SIMD Vectorization - Use Integer Fused Multiply-Add (AVX512)

[mratsim]

It might be quite interesting to explore SIMD vectorization for elliptic curves and MSMs. This might significantly speed-up:

• Verkle Trees
• KZG
• MSM

without needing a GPU. Ideally the same optimizations are written in "portable" intrinsics so that can be used with ARM Neon as well.
Speedup can be done either horizontally, i.e. processing 8 points in parallel (8*64 = 512) or within some subroutines try to use as much parallelism as possible, i.e. on Fp2 or at the Elliptic curve level.

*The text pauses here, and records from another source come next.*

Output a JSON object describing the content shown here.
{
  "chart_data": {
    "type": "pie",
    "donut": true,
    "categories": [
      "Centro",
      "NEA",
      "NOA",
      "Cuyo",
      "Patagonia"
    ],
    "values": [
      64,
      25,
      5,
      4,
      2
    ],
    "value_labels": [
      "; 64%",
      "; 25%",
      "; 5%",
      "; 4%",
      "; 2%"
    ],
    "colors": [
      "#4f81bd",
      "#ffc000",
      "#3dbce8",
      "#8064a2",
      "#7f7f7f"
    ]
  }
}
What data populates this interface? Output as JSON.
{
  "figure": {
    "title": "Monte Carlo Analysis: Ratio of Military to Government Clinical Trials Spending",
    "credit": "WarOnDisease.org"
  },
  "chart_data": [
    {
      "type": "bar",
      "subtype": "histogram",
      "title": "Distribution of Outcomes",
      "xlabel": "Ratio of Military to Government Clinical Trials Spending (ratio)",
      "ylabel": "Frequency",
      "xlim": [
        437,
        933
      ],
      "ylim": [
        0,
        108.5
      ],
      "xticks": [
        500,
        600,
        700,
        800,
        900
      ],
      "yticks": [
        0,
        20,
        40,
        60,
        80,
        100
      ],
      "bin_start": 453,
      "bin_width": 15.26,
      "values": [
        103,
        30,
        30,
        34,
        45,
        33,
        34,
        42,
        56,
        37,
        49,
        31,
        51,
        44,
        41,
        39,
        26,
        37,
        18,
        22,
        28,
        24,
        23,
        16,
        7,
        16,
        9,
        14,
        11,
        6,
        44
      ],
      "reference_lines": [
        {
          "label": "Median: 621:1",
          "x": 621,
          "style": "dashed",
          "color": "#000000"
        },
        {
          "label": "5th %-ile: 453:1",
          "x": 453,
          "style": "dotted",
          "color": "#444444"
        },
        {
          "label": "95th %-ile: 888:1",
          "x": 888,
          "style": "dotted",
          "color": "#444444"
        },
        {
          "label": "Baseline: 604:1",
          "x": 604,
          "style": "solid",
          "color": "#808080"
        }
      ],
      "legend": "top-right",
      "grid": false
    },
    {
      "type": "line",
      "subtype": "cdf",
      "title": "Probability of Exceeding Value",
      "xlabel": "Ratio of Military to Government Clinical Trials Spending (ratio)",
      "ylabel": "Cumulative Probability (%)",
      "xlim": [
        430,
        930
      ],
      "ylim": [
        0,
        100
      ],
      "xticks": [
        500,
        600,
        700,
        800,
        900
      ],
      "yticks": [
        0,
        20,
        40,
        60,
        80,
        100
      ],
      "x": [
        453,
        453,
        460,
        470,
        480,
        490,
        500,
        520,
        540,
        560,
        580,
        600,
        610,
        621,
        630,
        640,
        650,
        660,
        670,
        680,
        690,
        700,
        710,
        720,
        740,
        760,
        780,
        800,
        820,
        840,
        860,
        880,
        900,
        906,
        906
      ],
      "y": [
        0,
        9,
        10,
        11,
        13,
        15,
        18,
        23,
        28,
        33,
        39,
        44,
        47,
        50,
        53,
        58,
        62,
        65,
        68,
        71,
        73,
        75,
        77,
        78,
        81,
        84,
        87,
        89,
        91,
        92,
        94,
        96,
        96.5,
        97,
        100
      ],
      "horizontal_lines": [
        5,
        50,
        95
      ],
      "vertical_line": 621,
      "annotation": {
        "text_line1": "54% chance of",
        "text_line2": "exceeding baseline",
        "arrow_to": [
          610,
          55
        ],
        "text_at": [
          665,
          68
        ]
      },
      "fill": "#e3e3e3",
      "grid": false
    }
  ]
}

This probably requires full support for signed unsaturated arithmetic which is partially supported here:

• https://github.com/mratsim/constantine/blob/405ec70/constantine/platforms/abstractions.nim#L145-L317

CPU support:

• https://en.wikichip.org/wiki/x86/avx512_ifma

While recent Intel CPUs (AlderLake and later) don't support AVX512, it might be that they support the 256-bit version of IFMA

Papers:

• https://cdrdv2.intel.com/v1/dl/getContent/812656?fileName=Intel_AVX512_Fast_Modular_Multiplication_Algorithm_Technology_Guide_812656v1.pdf (src: https://www.intel.com/content/www/us/en/content-details/812656/intel-avx-512-fast-modular-multiplication-technique-technology-guide.html)
• https://eprint.iacr.org/2021/420.pdf Intel HEXL: Accelerating Homomorphic Encryption with Intel AVX512-IFMA52
• https://ieeexplore.ieee.org/document/7563269 Accelerating Big Integer Arithmetic Using Intel IFMA Extensions
• https://eprint.iacr.org/2018/335.pdf Fast modular squaring with AVX512IFMA
• https://orbilu.uni.lu/bitstream/10993/52467/1/TCHES2022.pdf Highly Vectorized SIKE for AVX-512
• https://www.usenix.org/system/files/sec24fall-prepub-604-zhang-jipeng.pdf include formal verification of AVX512-IFMA field and EC operations
• https://github.com/dalek-cryptography/curve25519-dalek/blob/5b7082b/curve25519-dalek/docs/ifma-notes.md

[mratsim]

Update following discussion with @Vindaar

Given that our numbers are actually small in size, just 381-bit in production, AVX512-IFMA is actually unnecessary:

• It's helpful to multiply for a single large number, say 1024 bits, see https://github.com/vkrasnov/vpmadd/blob/master/vpmadd_mul1024.s#L204-L237
• It requires dealing with unsaturated arithmetic

Instead we should just use addcarry/subborrow/extended_multiplication and process 4, 8 or 16 field elements at once.

[mratsim]

Actually there is no addcarry so the sequence will be similar to the following

constantine/constantine/platforms/llvm/super_instructions.nim

Lines 82 to 93 in 0354d5b

	proc addcarry*(bld: BuilderRef, a, b, carryIn: ValueRef): tuple[carryOut, r: ValueRef] =
	## (cOut, result) <- a+b+cIn
	let ty = a.getTypeOf()
	let add = bld.add(a, b, name = "adc01_")
	let carry0 = bld.icmp(kULT, add, b, name = "adc01c_")
	let cIn = bld.zext(carryIn, ty, name = "adc2_")
	let adc = bld.add(cIn, add, name = "adc_")
	let carry1 = bld.icmp(kULT, adc, add, name = "adc012c_")
	let carryOut = bld.`or`(carry0, carry1, name = "cOut_")
	return (carryOut, adc)

So 2 addition, 2 comparison, 1 or per addcarry, this is too costly and unsaturated arithmetic will be necessary, so IFMA is back on the table.